As the halving of Bitcoin draws near, analysts at CryptoQuant have noticed a noteworthy trend: demand for the cryptocurrency is exceeding supply for the first time ever. Monthly acquisitions by long-term Bitcoin holders currently total almost 200,000 BTC, which is much more than the 28,000 BTC that is issued each month. This mismatch between supply and demand signals a dramatic change in the dynamics of the Bitcoin market, with the upcoming halving predicted to reduce monthly issuance to roughly 14,000 BTC, according to CryptoQuant experts.
Commenting on the impending halving, co-founder of Tezos Arthur Breitman called it a “reduction in security budget.” Although the shift in miner payouts may mitigate potential overpayments for security in the short run, he contended that it highlights the necessity of future changes to emission policies to guarantee ongoing security.
Bitcoin Divergent Executive Perspectives
Though Breitman has issued a warning, professionals in the cryptocurrency space have differing views.
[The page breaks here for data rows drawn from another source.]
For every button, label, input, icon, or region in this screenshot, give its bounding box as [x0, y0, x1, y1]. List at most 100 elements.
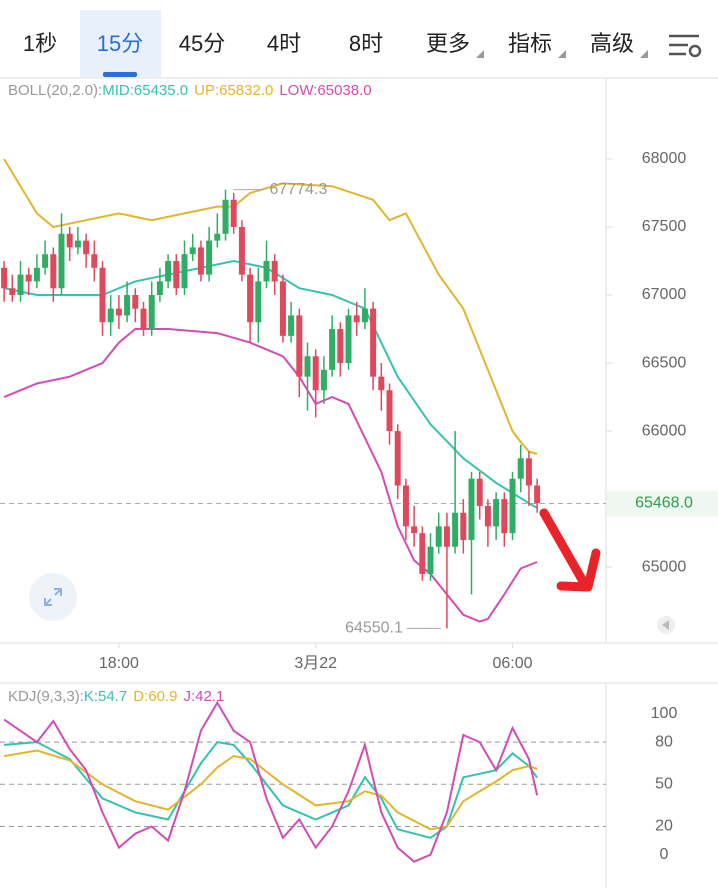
indicator-line	[3, 749, 538, 831]
candle-body	[271, 261, 278, 282]
candle-body	[140, 308, 147, 330]
candle-body	[50, 254, 57, 289]
x-tick-label: 06:00	[492, 655, 532, 672]
legend-entry: K:54.7	[84, 688, 127, 705]
candle-body	[74, 240, 81, 248]
candle-body	[58, 233, 65, 289]
candle-body	[263, 261, 270, 282]
indicator-line	[3, 700, 539, 863]
candle-body	[132, 295, 139, 309]
candle-body	[91, 254, 98, 268]
candle-body	[443, 526, 450, 547]
candle-body	[501, 499, 508, 534]
legend-entry: LOW:65038.0	[279, 82, 371, 99]
candle-body	[370, 308, 377, 377]
y-tick-label: 67500	[642, 218, 687, 235]
candle-body	[517, 458, 524, 479]
last-price-label: 65468.0	[635, 495, 693, 512]
dropdown-arrow	[558, 50, 566, 58]
settings-icon[interactable]	[669, 34, 702, 58]
candle-body	[222, 199, 229, 234]
candle-body	[1, 267, 8, 289]
legend: KDJ(9,3,3):K:54.7 D:60.9 J:42.1	[8, 688, 224, 705]
candle-body	[148, 295, 155, 330]
y-tick-label: 65000	[642, 558, 687, 575]
candle-body	[99, 267, 106, 323]
candle-body	[33, 267, 40, 282]
dropdown-arrows	[476, 50, 648, 58]
y-tick-label: 67000	[642, 286, 687, 303]
candle-body	[42, 254, 49, 268]
candle-body	[320, 369, 327, 391]
candle-body	[534, 485, 541, 504]
annotation-label: 67774.3	[270, 181, 328, 198]
y-tick-label: 68000	[642, 150, 687, 167]
indicator-line	[3, 158, 538, 455]
candle-body	[378, 376, 385, 391]
scroll-arrow	[662, 620, 669, 630]
candle-body	[361, 308, 368, 323]
candle-body	[107, 308, 114, 323]
legend-entry: MID:65435.0	[102, 82, 188, 99]
x-tick-label: 3月22	[294, 655, 337, 672]
y-tick-label: 0	[660, 846, 669, 863]
candle-body	[411, 526, 418, 534]
candle-body	[353, 315, 360, 323]
candle-body	[238, 226, 245, 275]
candle-body	[509, 478, 516, 534]
tab[interactable]: 8时	[349, 31, 383, 56]
candle-body	[296, 315, 303, 377]
candle-body	[189, 247, 196, 255]
candle-body	[329, 329, 336, 370]
candle-body	[419, 533, 426, 574]
annotation-label: 64550.1	[345, 620, 403, 637]
tab[interactable]: 高级	[590, 31, 634, 56]
candle-body	[345, 315, 352, 364]
legend: BOLL(20,2.0):MID:65435.0 UP:65832.0 LOW:65…	[8, 82, 372, 99]
candle-body	[83, 240, 90, 255]
candle-body	[394, 431, 401, 486]
y-tick-label: 100	[651, 705, 678, 722]
candle-body	[181, 254, 188, 289]
candle-body	[493, 499, 500, 527]
legend-entry: UP:65832.0	[194, 82, 273, 99]
candle-body	[115, 308, 122, 316]
candle-body	[17, 274, 24, 296]
y-tick-label: 50	[655, 776, 673, 793]
indicator-name: BOLL(20,2.0):	[8, 82, 102, 99]
candle-body	[304, 356, 311, 377]
candle-body	[452, 512, 459, 547]
indicator-line	[3, 328, 538, 623]
candle-body	[206, 240, 213, 275]
y-tick-label: 66500	[642, 354, 687, 371]
candle-body	[255, 281, 262, 323]
candle-body	[435, 526, 442, 547]
candle-body	[247, 274, 254, 323]
candle-body	[156, 281, 163, 296]
indicator-line	[3, 259, 538, 509]
red-arrow	[539, 508, 601, 592]
expand-button[interactable]	[29, 573, 77, 621]
candle-body	[484, 505, 491, 527]
tab[interactable]: 指标	[508, 31, 552, 56]
tab[interactable]: 15分	[97, 31, 143, 56]
candle-body	[230, 199, 237, 227]
selected-tab-indicator	[103, 72, 137, 77]
candle-body	[288, 315, 295, 336]
candle-body	[468, 478, 475, 540]
tab[interactable]: 1秒	[23, 31, 57, 56]
candle-body	[173, 261, 180, 289]
candle-body	[197, 247, 204, 275]
tab[interactable]: 4时	[267, 31, 301, 56]
candle-body	[9, 288, 16, 296]
indicator-line	[4, 741, 538, 839]
tab[interactable]: 更多	[426, 31, 470, 56]
candle-body	[165, 261, 172, 282]
candle-body	[25, 274, 32, 282]
tab[interactable]: 45分	[179, 31, 225, 56]
dropdown-arrow	[640, 50, 648, 58]
legend-entry: D:60.9	[133, 688, 177, 705]
candle-body	[312, 356, 319, 391]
Former BitMEX CEO Arthur Hayes predicts drops in Bitcoin prices before and after the halving, blaming it on a lack of dollar liquidity at the time. Conversely, Marathon CEO Fred Thiel argues that the market may have already priced in the impact of the halving, pointing to the successful approval of spot exchange-traded funds (ETFs).
The forthcoming halving in mid-April will see mining rewards drop from 6.25 to 3.125 BTC each block, which has BTC miners bracing themselves for lower payouts. The Bitcoin network protocol adjusts automatically when it reaches a predetermined block height, meaning this procedure is automated. Around 2140 is when it is predicted that miners will finish processing all 21 million Bitcoins, at which point their only source of income will be transaction fees.